Manager Ned Yost mercifully replaced him in the third when Yan Gomes belted Duffy’s final pitch over the center-field fence with two runners on base.

Duffy gets a chance for a reprieve on Tuesday when he faces the Indians in the second game of the three-game series.

“I’m looking forward to getting out there,” he said. “It’s another challenge and I’m up for it. I’m going to do everything I can to execute every pitch and stay within my strengths.”

Duffy has not fared well against the Indians in his career. He is 2-8 with a 5.06 ERA, surrendering 39 earned runs in 69 1/3 inning in 17 career outings, 13 of them starts.

This season, he is 4-7 with a 4.94 ERA in 17 starts, allowing 95 hits, walking 46 and hitting two batters in 94 2/3 innings.

Opponents are batting .259 against Duffy. That breaks down to .264 by right-handed batters and .233 by left-handed batters. Lefties have hit .188 against Duffy since 2016.

Duffy has pitched better recently. He began the year 1-6 with a 6.88 ERA in his first 10 starts, giving up 39 earned runs in 51 innings. He is 3-1 with a 2.68 ERA in his past seven starts, allowing 13 earned runs across 43 2/3 innings.

In his last start, Duffy picked up a 5-4 decision over the Milwaukee Brewers on the road. He permitted one run, five hits and two walks with seven strikeouts in six innings. He stranded two runners in the first and third inning. Jesus Aguilar’s home run in the sixth was the only run Duffy allowed.
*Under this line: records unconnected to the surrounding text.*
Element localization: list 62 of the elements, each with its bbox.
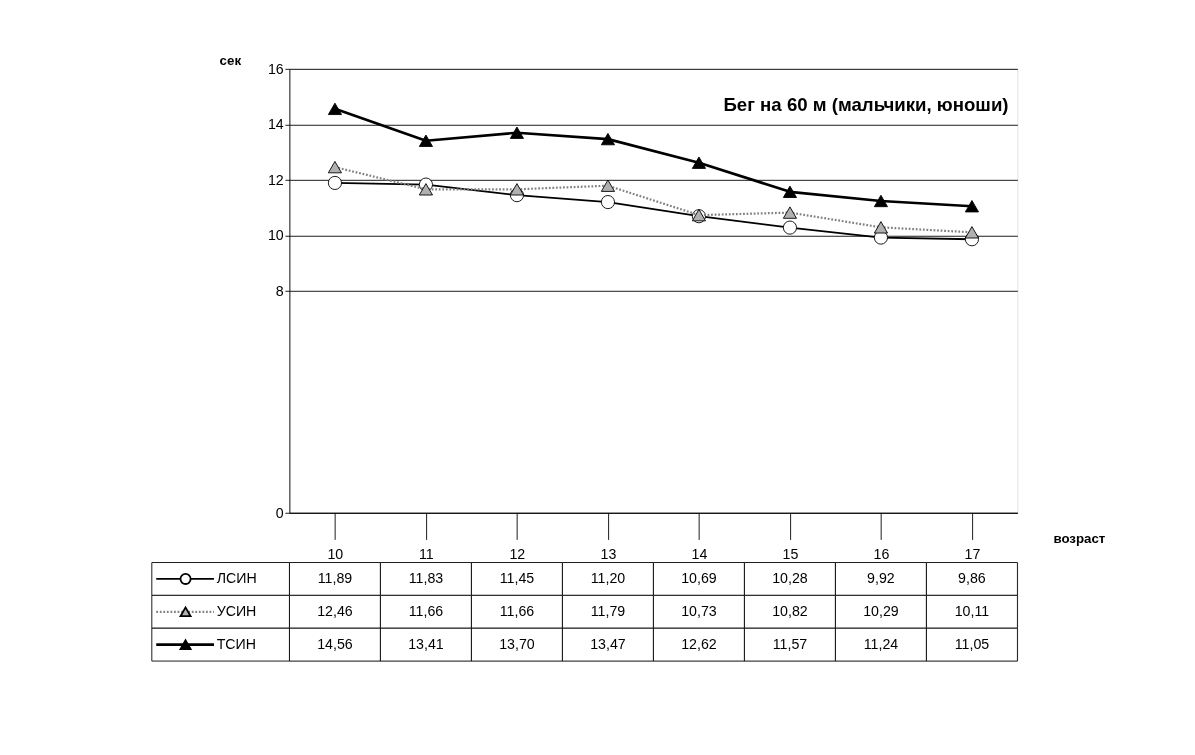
point — [509, 126, 524, 139]
x-tick-label: 12 — [509, 545, 526, 562]
data-label: 11,83 — [408, 570, 444, 587]
point — [509, 183, 524, 196]
x-tick-label: 15 — [782, 545, 799, 562]
data-label: 9,92 — [867, 570, 895, 587]
y-axis-title: сек — [219, 52, 242, 68]
point — [418, 183, 433, 196]
x-tick-label: 17 — [964, 545, 981, 562]
data-label: 12,62 — [681, 636, 717, 653]
data-label: 11,57 — [772, 636, 808, 653]
point — [600, 179, 615, 192]
data-label: 11,79 — [590, 603, 626, 620]
y-tick-label: 0 — [275, 504, 284, 521]
point — [327, 102, 342, 115]
y-tick-label: 8 — [275, 282, 284, 299]
legend-label: УСИН — [216, 603, 257, 620]
point — [782, 206, 797, 219]
data-label: 10,11 — [954, 603, 990, 620]
point — [964, 200, 979, 213]
data-label: 13,70 — [499, 636, 535, 653]
x-tick-label: 11 — [419, 545, 434, 562]
point — [691, 156, 706, 169]
data-label: 11,66 — [408, 603, 444, 620]
legend-label: ТСИН — [216, 636, 256, 653]
data-label: 10,29 — [863, 603, 899, 620]
data-label: 10,69 — [681, 570, 717, 587]
point — [327, 160, 342, 174]
point — [418, 134, 433, 147]
point — [782, 185, 797, 198]
data-label: 11,89 — [317, 570, 353, 587]
point — [327, 175, 342, 190]
x-axis-title: возраст — [1053, 531, 1106, 547]
data-label: 10,82 — [772, 603, 808, 620]
point — [600, 132, 615, 146]
point — [964, 226, 979, 239]
text: Бег на 60 м (мальчики, юноши) — [723, 93, 1009, 115]
x-tick-label: 16 — [873, 545, 890, 562]
data-label: 12,46 — [317, 603, 353, 620]
y-tick-label: 16 — [267, 60, 284, 77]
point — [873, 221, 888, 234]
y-tick-label: 10 — [267, 227, 284, 244]
data-label: 10,73 — [681, 603, 717, 620]
data-label: 11,66 — [499, 603, 535, 620]
x-tick-label: 14 — [691, 545, 708, 562]
point — [600, 195, 615, 210]
data-label: 10,28 — [772, 570, 808, 587]
data-label: 11,05 — [954, 636, 990, 653]
data-label: 13,47 — [590, 636, 626, 653]
x-tick-label: 13 — [600, 545, 617, 562]
y-tick-label: 14 — [267, 116, 284, 133]
point — [873, 194, 888, 208]
data-label: 14,56 — [317, 636, 353, 653]
x-tick-label: 10 — [327, 545, 344, 562]
data-label: 11,20 — [590, 570, 626, 587]
legend-label: ЛСИН — [216, 570, 257, 587]
data-label: 11,45 — [499, 570, 535, 587]
data-label: 9,86 — [958, 570, 986, 587]
y-tick-label: 12 — [267, 171, 284, 188]
data-label: 13,41 — [408, 636, 444, 653]
point — [782, 220, 797, 235]
data-label: 11,24 — [863, 636, 899, 653]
Duffy will be looking for his first Kauffman Stadium victory this season. He is 0-3 with a 6.32 ERA in six home starts. His last home victory was Aug. 22, 2017.
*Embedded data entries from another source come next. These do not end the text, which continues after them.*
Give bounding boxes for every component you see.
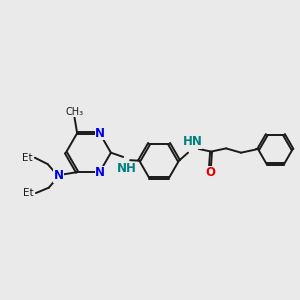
Text: CH₃: CH₃ — [65, 107, 83, 117]
Text: N: N — [53, 169, 63, 182]
Text: N: N — [94, 166, 105, 179]
Text: N: N — [94, 127, 105, 140]
Text: HN: HN — [182, 135, 202, 148]
Text: O: O — [205, 166, 215, 179]
Text: NH: NH — [116, 162, 136, 175]
Text: Et: Et — [22, 153, 33, 163]
Text: Et: Et — [23, 188, 34, 198]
The Indians, who won the series opener 9-3 with Francisco Lindor driving in a career-high seven runs [url=http://www.nashvillepredatorsteamshop.com/authentic-p.k-subban-jersey]Authentic P.K Subban Jersey[/url] , will counter with rookie right-hander Shane Bieber, who is 3-0 with a 2.22 ERA in his first four career starts.
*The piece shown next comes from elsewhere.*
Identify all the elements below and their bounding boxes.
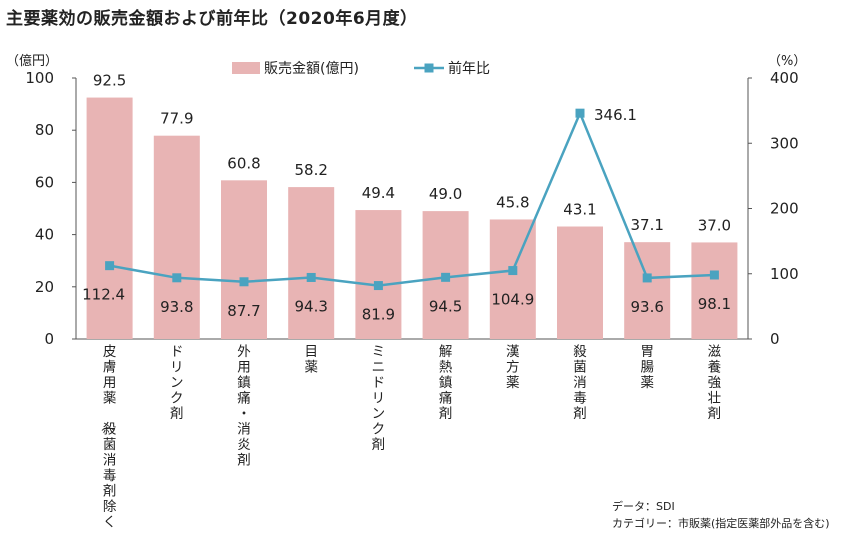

“I just want to go out there and continue what I’ve been doing so far,” Bieber said. “That’s just throwing three or four pitches for strikes and getting ahead, and trying to put guys away when I can.

“Really, it’s just a matter of trusting (catchers) Yan (Gomes) or Berto (Roberto Perez). They always know exactly what they’re doing, in case I don’t. They make up for my lack of experience.”

Bieber has plus breaking pitches.

“Right now, I’m relying on the slider and curveball,” he said. “I’ll use the fastball if they’re sitting on those two. I feel comfortable throwing those three especially. My change-up is a work in progress. All my pitches are a work in progress, obviously, but that one especially.

“Keeping them off balance with all three or four pitches is the best thing. If I can do that, things will be a little bit easier. That’s the goal for every starting pitcher.”